34 entry daha
  • ilkokulda ingilizce ile tanışan çoğu türk insanının sanrısı. sonra ingilizceyi öğrenip tat olarak "acı"yı ifade eden kelimelerle ilgili sorunun aslında türkçede olduğunu fark edince üzülüyor insan.

    ingilizcede bu konuda pek kelime sıkıntısı yok esasen. eğer direkt olarak baharatın kendisinden bahsediyorsak "hot" (isim hali "hotness" yahut "heat"), baharatın eklenmesiyle acılaşan bir yemekten bahsediyorsak (yemeğin de sıcak olması ihtimali var, karışmasın diye) "spicy" (isim hali "spiciness") diyoruz. günlük konuşmada bu ikisi yetiyor, ama bilimsel olarak bu kelimelerin getirebileceği muğlaklıktan kurtulmak için daha afili kelimeler var: makul seviyedeki acı için "piquant" (isim hali "piquancy"), rahatsız edici seviyedeki için "pungent" (isim hali "pungency") kullanıyoruz. bunlara karşılık türkçede "acı" kelimesi var, buraya kadar tamam.
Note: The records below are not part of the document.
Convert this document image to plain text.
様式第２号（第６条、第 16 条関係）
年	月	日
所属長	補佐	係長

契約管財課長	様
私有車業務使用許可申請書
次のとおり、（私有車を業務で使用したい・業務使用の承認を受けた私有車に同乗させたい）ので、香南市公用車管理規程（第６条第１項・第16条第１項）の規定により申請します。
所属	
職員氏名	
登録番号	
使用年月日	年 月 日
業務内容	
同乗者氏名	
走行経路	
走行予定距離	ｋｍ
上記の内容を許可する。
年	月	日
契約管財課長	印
    asıl sorun türkçede temel tatlardan biri olan "bitter"in karşılığının olmaması. tatlı, tuzlu, ekşi, bu üçü var. umaminin olmaması normal sayılabilir, japonlardan öğrendik neticede. ama bilinen dört temel tattan dördüncüsünün nasıl karşılığı olmaz yahu? aslında hiç karşılığı olmasa yine iyiydi, ingilizceden "bitter"i (yahut fransızcadan "amer"i) alırdık, iş çözülürdü, ama aslında tamamen farklı bir duyuyu ifade eden "acı" kelimesi çoğunlukla bitter'in yerine de kullanılıyor. ve bu ingilizcedeki hot ve spicy kelimeleri gibi karışıklık yaratma ihtimali olmayan bir kullanım değil, insanlar ciddi ciddi dördüncü temel tadı acı zannediyor. ilkokuldaki dil haritasını hatırlarsınız mesela, ön taraf tatlı, arka taraf acı filan. (ki zaten haritanın kendisi hatalı bir bilgi, okullarda hâlâ öğretilmesi ayrı bir sorun.) örnek olarak "acı biberi dilin ucuyla tattığınızda acılığını anlayamayabilirsiniz, yerken arkaya gittiğinde acısı belli olur" dendiğini hatırlıyorum, çoğunluk da hatırlar, herkesin bildiği bir örnektir. halbuki orada bahsedilen türkçede kullandığımız anlamda acı değil, bitter. temel tatlar arasında türkçedeki anlamıyla acı diye bir tat yok zaten. 1900'lerin başında yapılmış hatalı bir çalışmanın sonucunu almışız, üzerine bir de türkçede karşılığı olmayan bir kelimeyi direkt ödünç almak yerine karışabilecek farklı bir kelime kullanarak iyice çorba yapmışız. o hipotez doğru olsaydı bile çıkarsamamız yanlış olacaktı, türkçenin yetersizliği sağ olsun. dilin fakirliğinin en fena sonuçlarından biri de bu, kelimelerin eksikliği insanın kavramları ayırt etme becerisini kısıtlıyor. hep de kafam karışırdı zaten çocukken "allah allah, kahve, çikolata nasıl acı oluyor, yiyince ağzım yanmıyor ki" diye. yabancı dilde düşünmeye başlayınca anlam kazanıyor kavramlar. neyse, bitter kelimesi yavaş yavaş türkçeye giriyor gibi, umarım ders kitapları da düzeltilir, temel tatlar arasından acı çıkarılır da en azından sonraki nesillerin kafası karışmaz.